One of the things I have learned over the years is that if you drive on your snow tires for too long in the spring (or say over an entire summer), your snow tires degrade very quickly during that time, and they soon become useless if you are not careful. It is a hard balance to figure out when you should remove your snow tires in the spring (in Ottawa, in the Sault or places north, I am sure this isn’t even being discussed yet). I called my mechanic and he is inundated with folks wanting their snow tires off and their summer tires back on, so I know that I am at least part of the crowd.

When I was younger one year, I figured I’d save myself some money because I needed to get NEW summer tires but my winter tires were relatively new, so I decided to stay on the winter tires all summer, for my troubles I ended up with:

  1. Bad gas mileage
  2. Badly worn snow tires (that had 1 season left in them after that summer, and they didn’t really do that well that 1 season either)
  3. A noisy car all summer (snow tires on clear pavement are noisier)

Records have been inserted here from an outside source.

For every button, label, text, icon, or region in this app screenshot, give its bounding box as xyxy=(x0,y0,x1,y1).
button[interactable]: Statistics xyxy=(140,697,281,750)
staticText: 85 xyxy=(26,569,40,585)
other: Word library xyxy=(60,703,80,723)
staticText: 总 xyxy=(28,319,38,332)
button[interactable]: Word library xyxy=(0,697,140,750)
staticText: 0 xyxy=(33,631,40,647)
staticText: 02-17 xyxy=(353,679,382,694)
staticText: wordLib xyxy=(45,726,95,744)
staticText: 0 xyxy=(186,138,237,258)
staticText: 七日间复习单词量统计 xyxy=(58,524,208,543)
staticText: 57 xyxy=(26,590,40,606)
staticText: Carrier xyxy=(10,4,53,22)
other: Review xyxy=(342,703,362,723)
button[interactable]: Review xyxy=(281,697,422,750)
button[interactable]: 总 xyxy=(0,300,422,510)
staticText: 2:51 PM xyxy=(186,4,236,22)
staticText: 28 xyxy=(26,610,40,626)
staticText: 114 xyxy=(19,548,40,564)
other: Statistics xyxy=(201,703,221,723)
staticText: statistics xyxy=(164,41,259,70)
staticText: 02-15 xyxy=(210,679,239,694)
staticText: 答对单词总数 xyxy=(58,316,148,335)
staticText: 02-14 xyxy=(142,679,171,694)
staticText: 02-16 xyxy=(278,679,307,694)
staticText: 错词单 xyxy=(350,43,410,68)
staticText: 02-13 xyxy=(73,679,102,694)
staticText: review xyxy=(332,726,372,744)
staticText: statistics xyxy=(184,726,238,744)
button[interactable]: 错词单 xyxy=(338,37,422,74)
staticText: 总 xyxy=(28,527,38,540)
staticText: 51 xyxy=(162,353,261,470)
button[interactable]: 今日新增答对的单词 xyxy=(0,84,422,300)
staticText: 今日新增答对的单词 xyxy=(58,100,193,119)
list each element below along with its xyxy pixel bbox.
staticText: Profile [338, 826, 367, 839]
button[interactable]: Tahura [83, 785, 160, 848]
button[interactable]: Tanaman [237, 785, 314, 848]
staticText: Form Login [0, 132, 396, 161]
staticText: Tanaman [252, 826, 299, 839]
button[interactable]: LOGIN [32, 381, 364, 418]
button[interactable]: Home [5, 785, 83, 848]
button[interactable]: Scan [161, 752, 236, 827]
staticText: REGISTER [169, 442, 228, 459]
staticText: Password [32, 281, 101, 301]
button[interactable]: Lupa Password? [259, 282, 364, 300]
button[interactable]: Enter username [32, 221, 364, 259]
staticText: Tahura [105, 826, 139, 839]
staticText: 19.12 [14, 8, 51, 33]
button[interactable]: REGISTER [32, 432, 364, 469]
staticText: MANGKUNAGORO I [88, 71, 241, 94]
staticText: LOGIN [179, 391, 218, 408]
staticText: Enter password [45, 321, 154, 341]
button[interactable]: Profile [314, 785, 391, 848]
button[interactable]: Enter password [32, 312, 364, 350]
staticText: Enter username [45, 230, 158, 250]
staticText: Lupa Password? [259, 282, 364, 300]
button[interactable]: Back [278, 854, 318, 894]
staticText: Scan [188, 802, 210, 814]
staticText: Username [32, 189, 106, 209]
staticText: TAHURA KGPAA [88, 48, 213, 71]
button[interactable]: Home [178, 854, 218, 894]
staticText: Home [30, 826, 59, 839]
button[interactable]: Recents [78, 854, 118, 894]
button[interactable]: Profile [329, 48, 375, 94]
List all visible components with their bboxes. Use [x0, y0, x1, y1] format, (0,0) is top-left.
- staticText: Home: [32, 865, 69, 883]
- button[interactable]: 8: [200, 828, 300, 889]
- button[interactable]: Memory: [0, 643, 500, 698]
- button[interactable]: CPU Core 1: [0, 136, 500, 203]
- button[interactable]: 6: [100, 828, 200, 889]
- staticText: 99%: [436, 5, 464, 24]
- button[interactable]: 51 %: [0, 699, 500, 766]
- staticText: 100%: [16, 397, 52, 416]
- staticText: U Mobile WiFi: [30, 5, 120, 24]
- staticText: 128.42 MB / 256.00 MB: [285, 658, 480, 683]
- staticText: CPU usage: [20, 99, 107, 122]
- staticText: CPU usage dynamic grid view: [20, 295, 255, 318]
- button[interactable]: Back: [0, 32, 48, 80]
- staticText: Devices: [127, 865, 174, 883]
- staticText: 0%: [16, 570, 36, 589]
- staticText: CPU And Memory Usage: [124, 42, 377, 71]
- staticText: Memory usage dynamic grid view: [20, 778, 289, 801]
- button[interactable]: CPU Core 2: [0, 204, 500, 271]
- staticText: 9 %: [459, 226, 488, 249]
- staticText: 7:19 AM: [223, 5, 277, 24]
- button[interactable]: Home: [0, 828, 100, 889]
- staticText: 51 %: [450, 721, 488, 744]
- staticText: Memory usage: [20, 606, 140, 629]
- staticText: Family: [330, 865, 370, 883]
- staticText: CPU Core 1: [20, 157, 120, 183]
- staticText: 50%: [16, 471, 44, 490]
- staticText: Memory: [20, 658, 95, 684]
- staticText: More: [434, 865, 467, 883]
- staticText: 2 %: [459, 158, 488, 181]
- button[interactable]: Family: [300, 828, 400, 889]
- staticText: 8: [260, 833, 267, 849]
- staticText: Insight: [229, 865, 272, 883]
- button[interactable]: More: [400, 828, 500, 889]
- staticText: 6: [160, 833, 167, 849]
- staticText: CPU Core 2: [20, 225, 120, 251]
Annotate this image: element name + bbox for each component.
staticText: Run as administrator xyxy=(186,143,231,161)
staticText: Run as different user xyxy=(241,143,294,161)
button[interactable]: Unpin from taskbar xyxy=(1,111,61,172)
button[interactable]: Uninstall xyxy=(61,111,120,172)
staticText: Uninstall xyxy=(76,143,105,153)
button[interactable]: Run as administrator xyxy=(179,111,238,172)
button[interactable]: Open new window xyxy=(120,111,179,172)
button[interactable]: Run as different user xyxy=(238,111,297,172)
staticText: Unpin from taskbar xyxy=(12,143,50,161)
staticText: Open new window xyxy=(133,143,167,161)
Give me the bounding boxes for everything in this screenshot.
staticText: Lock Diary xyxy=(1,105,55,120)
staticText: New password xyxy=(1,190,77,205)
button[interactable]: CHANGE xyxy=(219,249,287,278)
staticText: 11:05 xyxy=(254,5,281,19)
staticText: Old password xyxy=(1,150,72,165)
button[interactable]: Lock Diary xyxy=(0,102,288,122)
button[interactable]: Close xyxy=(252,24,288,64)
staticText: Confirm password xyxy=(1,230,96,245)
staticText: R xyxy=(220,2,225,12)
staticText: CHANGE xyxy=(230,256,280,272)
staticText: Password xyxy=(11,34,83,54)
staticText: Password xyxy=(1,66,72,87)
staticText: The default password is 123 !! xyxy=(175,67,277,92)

Time to take off the snow tires and see if you can save some money on the ever increasing price of gasoline here in Ottawa.

You can drive your winter tires all summer, however, next winter they will no longer be effective. You can run your all weather tires all year, but that means you are never really using the right tire, are you?

Feel Free to Comment

  1. I’m reluctant to buy snow tires for my car, since just filling the tank adds 10% to the value of my car. Adding snow tires would double its value. 😉

    Actually, it’s touch and go whether the car will last another winter, so snow tires aren’t likely a decent investment. I would be better off buying a newer vehicle, but I’m so cheap it hurts. I think I have to imagine a newer car as an investment in my family’s safety, rather than an investment in a rusting, expensive, depreciating money pit. Sounds like an idea for a blog post, BCM?

  2. I had this happen with one of my credit cards & my son showed me how to still do a download. Save the data as a QIF file (if you can). The QIF file can be saved to your desktop then be imported into your Quicken & deleted off your desktop. Done. Much easier than inputting manually. Hope this helps.

  3. Thanks for the reminder about the snow tires. I need to get new all-season tires, so I best do it soon. Winter tires seem to be a killer on gas mileage.

  4. So what I should have said was, that I have to bring up IE, log into my account and then do the download manually, to get new transactions into my Quicken. Apologies, me and the English language are not seeing eye to eye these days.